Über den Tod hinaus
Ingolf Bossenz zu Bestattung von Attentätern und christlicher Leitkultur
Christliches Verständnis auch für das Monströse kann man ihm nicht absprechen, dem Vorsitzenden der Deutschen Bischofskonferenz. Kardinal Reinhard Marx hatte mit Blick auf die jüngsten Terroranschläge in Europa geäußert, am Anfang derartiger Gewalt stehe »die Angst vor dem Verlust der eigenen Lebenswelt«. Solch absolvierende Konzilianz ist auf muslimischer Seite (zumal gegenüber den eigenen Glaubensgenossen) eher nicht zu finden.

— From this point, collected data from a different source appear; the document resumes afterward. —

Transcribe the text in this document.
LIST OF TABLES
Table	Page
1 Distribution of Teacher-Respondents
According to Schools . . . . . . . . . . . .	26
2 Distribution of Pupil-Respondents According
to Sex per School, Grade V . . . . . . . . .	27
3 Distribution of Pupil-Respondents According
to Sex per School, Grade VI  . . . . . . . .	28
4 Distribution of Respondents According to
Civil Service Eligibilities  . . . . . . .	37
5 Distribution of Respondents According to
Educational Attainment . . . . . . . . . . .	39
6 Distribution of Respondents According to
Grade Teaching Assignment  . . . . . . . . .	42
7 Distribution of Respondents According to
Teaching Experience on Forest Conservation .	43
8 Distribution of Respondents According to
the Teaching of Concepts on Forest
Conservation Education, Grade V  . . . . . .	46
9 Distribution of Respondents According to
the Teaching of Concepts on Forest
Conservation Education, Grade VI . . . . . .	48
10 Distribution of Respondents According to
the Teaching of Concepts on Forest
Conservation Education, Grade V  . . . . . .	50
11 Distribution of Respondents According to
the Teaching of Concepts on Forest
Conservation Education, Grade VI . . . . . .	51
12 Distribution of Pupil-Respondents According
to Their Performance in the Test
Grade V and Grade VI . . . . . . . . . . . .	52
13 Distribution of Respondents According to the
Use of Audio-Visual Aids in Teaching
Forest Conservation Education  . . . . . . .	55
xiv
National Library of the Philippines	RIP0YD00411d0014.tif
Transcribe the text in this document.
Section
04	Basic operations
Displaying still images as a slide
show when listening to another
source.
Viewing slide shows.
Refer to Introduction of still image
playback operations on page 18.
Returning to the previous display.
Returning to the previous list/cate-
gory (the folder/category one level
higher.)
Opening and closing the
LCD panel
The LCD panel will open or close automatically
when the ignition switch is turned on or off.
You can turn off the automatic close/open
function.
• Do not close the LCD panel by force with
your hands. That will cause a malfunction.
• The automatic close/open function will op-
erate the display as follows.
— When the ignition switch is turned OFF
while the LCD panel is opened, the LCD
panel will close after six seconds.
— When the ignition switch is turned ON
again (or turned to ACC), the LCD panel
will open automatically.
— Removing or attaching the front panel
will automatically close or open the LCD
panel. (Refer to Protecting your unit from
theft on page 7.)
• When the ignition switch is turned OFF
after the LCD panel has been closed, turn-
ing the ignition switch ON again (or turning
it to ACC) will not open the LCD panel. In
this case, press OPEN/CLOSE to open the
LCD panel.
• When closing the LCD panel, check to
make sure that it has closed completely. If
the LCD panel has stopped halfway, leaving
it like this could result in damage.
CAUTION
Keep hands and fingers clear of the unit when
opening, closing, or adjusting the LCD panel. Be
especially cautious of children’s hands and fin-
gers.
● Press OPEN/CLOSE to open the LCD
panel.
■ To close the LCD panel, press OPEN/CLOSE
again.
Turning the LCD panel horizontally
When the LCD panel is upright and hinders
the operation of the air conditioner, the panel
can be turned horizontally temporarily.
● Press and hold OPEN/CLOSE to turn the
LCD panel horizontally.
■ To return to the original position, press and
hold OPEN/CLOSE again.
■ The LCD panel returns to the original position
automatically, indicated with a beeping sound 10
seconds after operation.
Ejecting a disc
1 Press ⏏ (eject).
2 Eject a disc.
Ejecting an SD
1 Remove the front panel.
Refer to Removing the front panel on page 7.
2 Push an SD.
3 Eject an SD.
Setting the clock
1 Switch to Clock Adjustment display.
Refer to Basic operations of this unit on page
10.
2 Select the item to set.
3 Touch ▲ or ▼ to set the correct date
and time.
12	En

Die Leichen der Attentäter von Würzburg und Ansbach sind zwar noch nicht freigegeben, aber vorsorglich wurde bereits signalisiert, dass diesen Toten sowohl ein Begräbnis auf einem islamischen Friedhof als auch eine islamische Zeremonie verweigert werden sollten. In diesem Sinne äußerte sich Mohamed Abu El Qomsan, Bayern-Beauftragter des Zentralrates der Muslime in Deutschland. Nun handelt es sich in beiden Fällen um Täter und Taten, die - nun ja - mit dem Islam zu tun haben. Daran änderte sich auch nichts, wenn - was die Alternative wäre - die Bestattung auf einem kommunalen Friedhof erfolgte. Eine kritische Sicht auf die eigene Religion, wie sie Papst Franziskus praktiziert, kann durchaus auch von den Vertretern der konfessionellen Konkurrenz erwartet werden. Eine Debatte über Wert und Wahn des Religiösen könnte vielleicht eher Nachahmer und Neutäter stoppen, als es Verdammung über den Tod hinaus vermag. Vergebung ist nicht die schlechteste Leitkultur.